Contig peut également désigner les clones superposés qui forment une carte physique d’un chromosome lorsque la stratégie de séquençage descendant ou hiérarchique est utilisée. Dans cette méthode de séquençage, une carte à basse résolution est réalisée avant le séquençage afin de fournir un cadre pour guider l’assemblage ultérieur des lectures de séquence du génome. Cette carte identifie les positions relatives et le chevauchement des clones utilisés pour le séquençage. Les ensembles de clones qui se chevauchent et qui forment une portion contiguë d’ADN sont appelés contigs ; le nombre minimal de clones qui forment un contig qui couvre l’ensemble du chromosome constitue le chemin de tuilage utilisé pour le séquençage. Une fois qu’un chemin de tuilage a été sélectionné, les BAC qui le composent sont cisaillés en fragments plus petits et séquencés. Les contigs fournissent donc le cadre du séquençage hiérarchique. L’assemblage d’une carte de contigs comporte plusieurs étapes. Tout d’abord, l’ADN est cisaillé en morceaux plus grands (50-200 kb), qui sont clonés dans des BAC ou des PAC pour former une bibliothèque BAC. Puisque ces clones devraient couvrir l’ensemble du génome/chromosome, il est théoriquement possible d’assembler un contigu de BAC qui couvre l’ensemble du chromosome. La réalité, cependant, n’est pas toujours idéale. Des lacunes subsistent souvent, et un échafaudage – composé de contigs et de lacunes – qui couvre la région cartographique est souvent le premier résultat. Les lacunes entre les contigs peuvent être comblées par diverses méthodes décrites ci-dessous.
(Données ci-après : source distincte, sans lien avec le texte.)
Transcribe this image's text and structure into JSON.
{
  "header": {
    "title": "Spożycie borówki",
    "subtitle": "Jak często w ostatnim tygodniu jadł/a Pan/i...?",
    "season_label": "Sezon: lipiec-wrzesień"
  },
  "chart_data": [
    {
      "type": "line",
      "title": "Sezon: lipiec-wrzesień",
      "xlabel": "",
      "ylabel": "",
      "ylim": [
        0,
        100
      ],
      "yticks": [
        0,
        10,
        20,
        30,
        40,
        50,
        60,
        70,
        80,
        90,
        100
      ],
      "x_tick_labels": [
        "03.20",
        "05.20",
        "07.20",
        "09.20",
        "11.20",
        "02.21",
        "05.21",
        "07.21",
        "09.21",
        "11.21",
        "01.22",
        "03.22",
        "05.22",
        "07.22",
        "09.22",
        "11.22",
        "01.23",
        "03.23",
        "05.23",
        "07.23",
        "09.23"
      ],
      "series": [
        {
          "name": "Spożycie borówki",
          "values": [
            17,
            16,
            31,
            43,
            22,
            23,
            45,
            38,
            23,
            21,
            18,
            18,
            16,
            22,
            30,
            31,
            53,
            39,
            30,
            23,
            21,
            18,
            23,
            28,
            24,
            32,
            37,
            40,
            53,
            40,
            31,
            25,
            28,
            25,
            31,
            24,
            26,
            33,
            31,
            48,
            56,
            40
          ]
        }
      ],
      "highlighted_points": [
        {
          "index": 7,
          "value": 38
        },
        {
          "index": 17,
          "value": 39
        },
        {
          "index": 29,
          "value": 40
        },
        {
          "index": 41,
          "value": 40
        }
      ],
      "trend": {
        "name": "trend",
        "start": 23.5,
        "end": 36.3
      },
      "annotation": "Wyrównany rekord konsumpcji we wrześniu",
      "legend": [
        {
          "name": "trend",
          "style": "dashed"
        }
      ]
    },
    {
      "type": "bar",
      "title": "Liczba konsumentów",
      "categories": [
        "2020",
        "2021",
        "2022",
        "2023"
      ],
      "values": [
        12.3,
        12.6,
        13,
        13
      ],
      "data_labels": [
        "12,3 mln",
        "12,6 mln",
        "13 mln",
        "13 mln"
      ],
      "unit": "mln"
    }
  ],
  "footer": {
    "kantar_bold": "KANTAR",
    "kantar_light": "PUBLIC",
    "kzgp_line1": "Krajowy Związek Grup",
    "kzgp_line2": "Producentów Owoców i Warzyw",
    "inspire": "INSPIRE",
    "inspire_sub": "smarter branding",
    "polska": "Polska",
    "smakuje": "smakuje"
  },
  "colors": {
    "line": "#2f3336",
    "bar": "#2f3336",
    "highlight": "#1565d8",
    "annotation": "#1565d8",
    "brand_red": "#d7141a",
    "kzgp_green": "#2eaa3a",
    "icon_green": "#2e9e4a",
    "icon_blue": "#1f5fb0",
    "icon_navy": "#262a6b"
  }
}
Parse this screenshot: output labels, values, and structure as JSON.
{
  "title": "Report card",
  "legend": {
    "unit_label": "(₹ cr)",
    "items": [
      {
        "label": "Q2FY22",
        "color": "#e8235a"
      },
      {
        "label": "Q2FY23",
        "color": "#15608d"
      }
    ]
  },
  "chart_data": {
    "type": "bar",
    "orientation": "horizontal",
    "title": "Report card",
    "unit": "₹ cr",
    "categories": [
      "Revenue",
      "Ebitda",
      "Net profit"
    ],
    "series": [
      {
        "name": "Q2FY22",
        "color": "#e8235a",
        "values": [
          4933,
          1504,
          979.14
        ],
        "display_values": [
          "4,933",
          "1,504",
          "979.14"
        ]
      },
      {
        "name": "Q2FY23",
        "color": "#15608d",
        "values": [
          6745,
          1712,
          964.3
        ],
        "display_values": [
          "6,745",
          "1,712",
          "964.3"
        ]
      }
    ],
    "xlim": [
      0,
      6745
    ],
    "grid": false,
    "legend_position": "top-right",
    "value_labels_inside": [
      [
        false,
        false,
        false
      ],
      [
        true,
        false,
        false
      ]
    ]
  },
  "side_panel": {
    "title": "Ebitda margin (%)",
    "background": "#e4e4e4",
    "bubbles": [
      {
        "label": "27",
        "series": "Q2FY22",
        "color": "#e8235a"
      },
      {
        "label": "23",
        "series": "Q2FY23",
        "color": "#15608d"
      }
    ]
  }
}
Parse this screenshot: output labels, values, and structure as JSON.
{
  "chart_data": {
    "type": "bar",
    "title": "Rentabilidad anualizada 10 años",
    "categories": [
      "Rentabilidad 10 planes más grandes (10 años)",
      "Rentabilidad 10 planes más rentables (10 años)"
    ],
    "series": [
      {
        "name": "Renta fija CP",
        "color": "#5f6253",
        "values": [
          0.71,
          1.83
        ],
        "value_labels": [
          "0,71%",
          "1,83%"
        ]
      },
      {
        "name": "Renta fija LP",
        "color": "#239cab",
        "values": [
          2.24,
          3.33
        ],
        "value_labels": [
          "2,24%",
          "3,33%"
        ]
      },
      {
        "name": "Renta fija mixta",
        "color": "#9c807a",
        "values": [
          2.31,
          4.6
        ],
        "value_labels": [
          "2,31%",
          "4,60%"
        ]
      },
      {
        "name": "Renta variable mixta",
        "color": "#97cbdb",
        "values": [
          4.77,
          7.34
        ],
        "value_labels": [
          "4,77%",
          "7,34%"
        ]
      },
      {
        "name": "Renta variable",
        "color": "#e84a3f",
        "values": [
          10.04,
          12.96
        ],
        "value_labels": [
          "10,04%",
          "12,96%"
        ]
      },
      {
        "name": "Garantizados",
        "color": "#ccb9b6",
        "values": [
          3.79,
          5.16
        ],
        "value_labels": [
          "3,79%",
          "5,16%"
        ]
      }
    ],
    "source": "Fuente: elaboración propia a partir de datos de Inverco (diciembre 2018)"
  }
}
Construction de contigs BACEdit
Les contigs BAC sont construits en alignant des régions BAC dont le chevauchement est connu par diverses méthodes. Une stratégie commune consiste à utiliser la cartographie du contenu des sites marqués par une séquence (STS) pour détecter les sites d’ADN uniques en commun entre les BAC. Le degré de chevauchement est estimé approximativement par le nombre de marqueurs STS en commun entre deux clones, un plus grand nombre de marqueurs en commun signifiant un plus grand chevauchement. Comme cette stratégie ne fournit qu’une estimation très approximative du chevauchement, l’analyse des fragments de digestion par restriction, qui fournit une mesure plus précise du chevauchement des clones, est souvent utilisée. Dans cette stratégie, les clones sont traités avec une ou deux enzymes de restriction et les fragments résultants sont séparés par électrophorèse sur gel. Si deux clones, ils auront probablement des sites de restriction en commun, et partageront donc plusieurs fragments. Comme le nombre de fragments en commun et la longueur de ces fragments sont connus (la longueur est jugée par comparaison à un standard de taille), le degré de chevauchement peut être déduit avec un haut degré de précision.
Les lacunes entre les contigsEdit
Des lacunes subsistent souvent après la construction initiale des contigs BAC. Ces lacunes se produisent si la bibliothèque de chromosomes artificiels bactériens (BAC) criblée est peu complexe, ce qui signifie qu’elle ne contient pas un grand nombre de STS ou de sites de restriction, ou si certaines régions étaient moins stables dans les hôtes de clonage et donc sous-représentées dans la bibliothèque. Si des lacunes entre les contigs subsistent après la cartographie des points de repère STS et l’empreinte de restriction, le séquençage des extrémités des contigs peut être utilisé pour combler ces lacunes. Cette stratégie de séquençage des extrémités crée essentiellement un nouveau STS avec lequel on peut cribler les autres contigs. Alternativement, la séquence d’extrémité d’un contig peut être utilisée comme une amorce pour traverser l’écart.